(WASHINGTON) - In what has become a proud tradition, churches and religious organizations in Daviess and surrounding counties have donated their time and resources to those around the world struggling to survive.
Many have been to Haiti, Mexico and some even sneak into lands like China and Burma. Washington Church of Christ members recently joined that tradition by doing work and building homes in Honduras, the second-poorest country in the world, last month.
A group of seven men and women - Elmer Graber, Steven Walden, Christopher Wiles, Tyler Seibert, Jalayna Page, Libby Myers and Drew Myers --- joined with a group from the Mitchell Church of Christ for a 10-day mission that included building homes for several Honduran families.
"Our primary activity was to build houses," Wiles, Pulpit Minister for the Washington Church of Christ. "We built six structures."
To call these structures homes in the sense that we know about would be stretching. The homes are 18 feet square, with many families occupying the same home, something that would not pass for a shed, Walden said.
"For them, it is a really big deal," Wiles said. "We were able to put three bedrooms."
And, to make matters a little more primitive, the homes are built with rough-hewn lumber and chainsaws. The group used chain saws for everything. The lumber is bought locally and transported by ox cart to the job site, where the builders are waiting with a single tape measure, two levels, two chainsaws, 15 hammers and nails.
"Our record was four hours and five minutes," Wiles said. "There was some that took us a couple days."
To call the trip eye-opening was an understatement.
"It still is," Wiles said. "This is a different type of poor, and to see different masses of people living like that really opens your eyes."
Walden, who is a Washington firefighter, agreed.

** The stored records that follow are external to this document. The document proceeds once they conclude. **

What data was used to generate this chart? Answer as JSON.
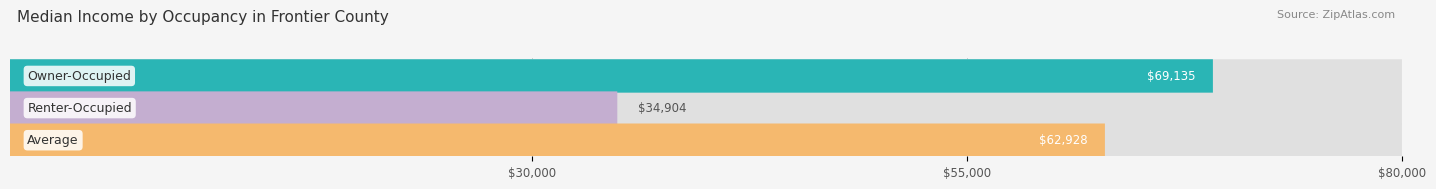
{
  "title": "Median Income by Occupancy in Frontier County",
  "source": "Source: ZipAtlas.com",
  "categories": [
    "Owner-Occupied",
    "Renter-Occupied",
    "Average"
  ],
  "values": [
    69135,
    34904,
    62928
  ],
  "bar_colors": [
    "#2ab5b5",
    "#c4aed0",
    "#f5b96e"
  ],
  "label_colors": [
    "#ffffff",
    "#555555",
    "#ffffff"
  ],
  "background_color": "#f5f5f5",
  "bar_bg_color": "#e0e0e0",
  "xlim": [
    0,
    80000
  ],
  "xticks": [
    30000,
    55000,
    80000
  ],
  "xtick_labels": [
    "$30,000",
    "$55,000",
    "$80,000"
  ],
  "title_fontsize": 11,
  "source_fontsize": 8,
  "bar_label_fontsize": 8.5,
  "cat_label_fontsize": 9,
  "tick_fontsize": 8.5,
  "bar_height": 0.52
}
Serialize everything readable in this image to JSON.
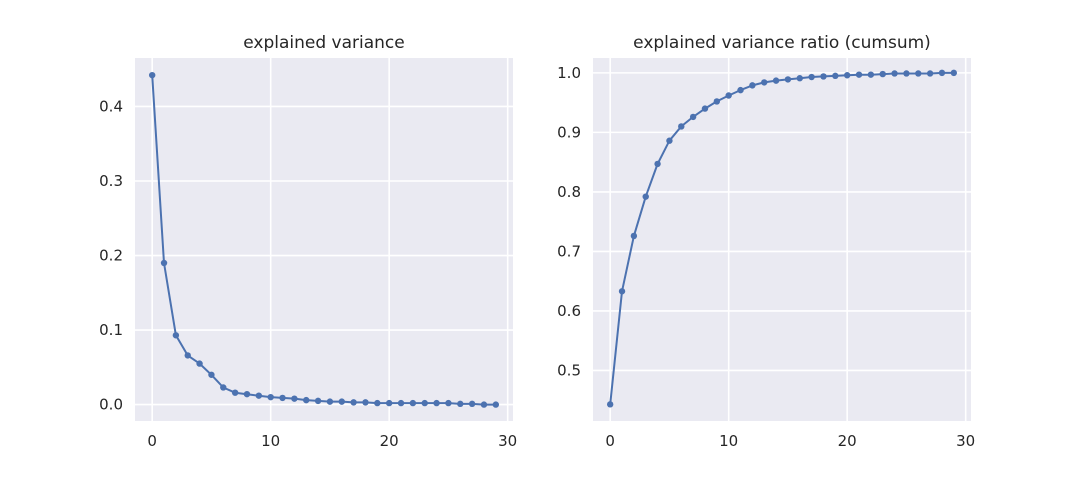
{
  "chart_data": [
    {
      "type": "line",
      "title": "explained variance",
      "xlabel": "",
      "ylabel": "",
      "xlim": [
        -1.45,
        30.45
      ],
      "ylim": [
        -0.022,
        0.465
      ],
      "xticks": [
        0,
        10,
        20,
        30
      ],
      "yticks": [
        0.0,
        0.1,
        0.2,
        0.3,
        0.4
      ],
      "ytick_labels": [
        "0.0",
        "0.1",
        "0.2",
        "0.3",
        "0.4"
      ],
      "grid": true,
      "color": "#4c72b0",
      "x": [
        0,
        1,
        2,
        3,
        4,
        5,
        6,
        7,
        8,
        9,
        10,
        11,
        12,
        13,
        14,
        15,
        16,
        17,
        18,
        19,
        20,
        21,
        22,
        23,
        24,
        25,
        26,
        27,
        28,
        29
      ],
      "y": [
        0.442,
        0.19,
        0.093,
        0.066,
        0.055,
        0.04,
        0.023,
        0.016,
        0.014,
        0.012,
        0.01,
        0.009,
        0.008,
        0.006,
        0.005,
        0.004,
        0.004,
        0.003,
        0.003,
        0.002,
        0.002,
        0.002,
        0.002,
        0.002,
        0.002,
        0.002,
        0.001,
        0.001,
        0.0,
        0.0
      ]
    },
    {
      "type": "line",
      "title": "explained variance ratio (cumsum)",
      "xlabel": "",
      "ylabel": "",
      "xlim": [
        -1.45,
        30.45
      ],
      "ylim": [
        0.415,
        1.025
      ],
      "xticks": [
        0,
        10,
        20,
        30
      ],
      "yticks": [
        0.5,
        0.6,
        0.7,
        0.8,
        0.9,
        1.0
      ],
      "ytick_labels": [
        "0.5",
        "0.6",
        "0.7",
        "0.8",
        "0.9",
        "1.0"
      ],
      "grid": true,
      "color": "#4c72b0",
      "x": [
        0,
        1,
        2,
        3,
        4,
        5,
        6,
        7,
        8,
        9,
        10,
        11,
        12,
        13,
        14,
        15,
        16,
        17,
        18,
        19,
        20,
        21,
        22,
        23,
        24,
        25,
        26,
        27,
        28,
        29
      ],
      "y": [
        0.443,
        0.633,
        0.726,
        0.792,
        0.847,
        0.886,
        0.91,
        0.926,
        0.94,
        0.952,
        0.962,
        0.971,
        0.979,
        0.984,
        0.987,
        0.989,
        0.991,
        0.993,
        0.994,
        0.995,
        0.996,
        0.997,
        0.997,
        0.998,
        0.999,
        0.999,
        0.999,
        0.999,
        1.0,
        1.0
      ]
    }
  ]
}
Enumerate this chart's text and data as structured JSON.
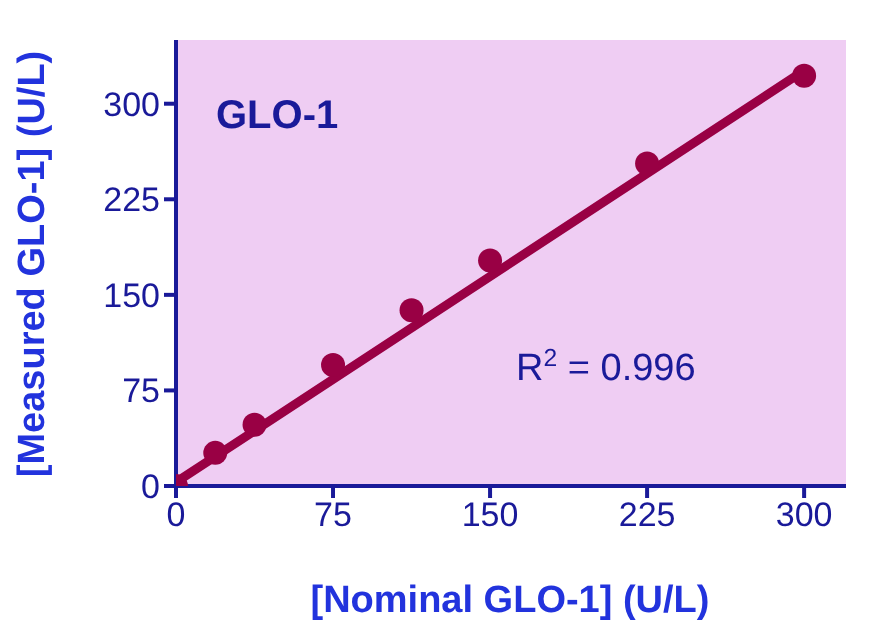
{
  "chart_data": {
    "type": "scatter",
    "xlabel": "[Nominal GLO-1] (U/L)",
    "ylabel": "[Measured GLO-1] (U/L)",
    "annotations": [
      "GLO-1",
      "R$^{2}$ = 0.996"
    ],
    "xlim": [
      0,
      320
    ],
    "ylim": [
      0,
      350
    ],
    "xticks": [
      0,
      75,
      150,
      225,
      300
    ],
    "yticks": [
      0,
      75,
      150,
      225,
      300
    ],
    "series": [
      {
        "color": "#990044",
        "marker": "circle",
        "x": [
          0,
          18.75,
          37.5,
          75,
          112.5,
          150,
          225,
          300
        ],
        "values": [
          0,
          26,
          48,
          95,
          138,
          177,
          253,
          322
        ]
      },
      {
        "type": "line",
        "color": "#990044",
        "marker": "none",
        "x": [
          0,
          300
        ],
        "values": [
          3,
          326
        ]
      }
    ]
  }
}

"I've heard stories from other people going so I knew what to expect," Walden said. "But it is something different when you see it for yourself."
Seibert, a senior at Washington High School, said the poverty really opened his eyes.
"I haven't asked for much (from my parents) since then," he said.
The homes were built mostly by the missionary workers and everyone helped in except for the men in the villages. During the day, they were busy in the fields, still working with oxen and machetes. One man was able to help a little and built stairs for one home, completely hacked by machete.
Honduras, with a population of 7.7 million, consists of mainly jungle and mountain regions with a developing economy. It has one of the highest per capita homicide rates in the world, according to the State Department's information. It recently came through severe flooding in 2008 and a coup d'etat in 2009.
There are no building codes. There's not even a postal system in Honduras.
Schools for the blind and orphanages were set up by "gringos," missionaries that came to help out. The group was able to visit one of the schools and a couple orphanages.
"Most of the places we went were run by gringos, trying to help out down there," Wiles said.
Walden said he had every intention of returning to Honduras again.
"When we got done with the first house, it was pretty emotional," Walden said. "They were very grateful."
Seibert agreed and has already decided to return in 2013.
"I would love to go back," Seibert said.
"It was very well put together. They are a real loving people."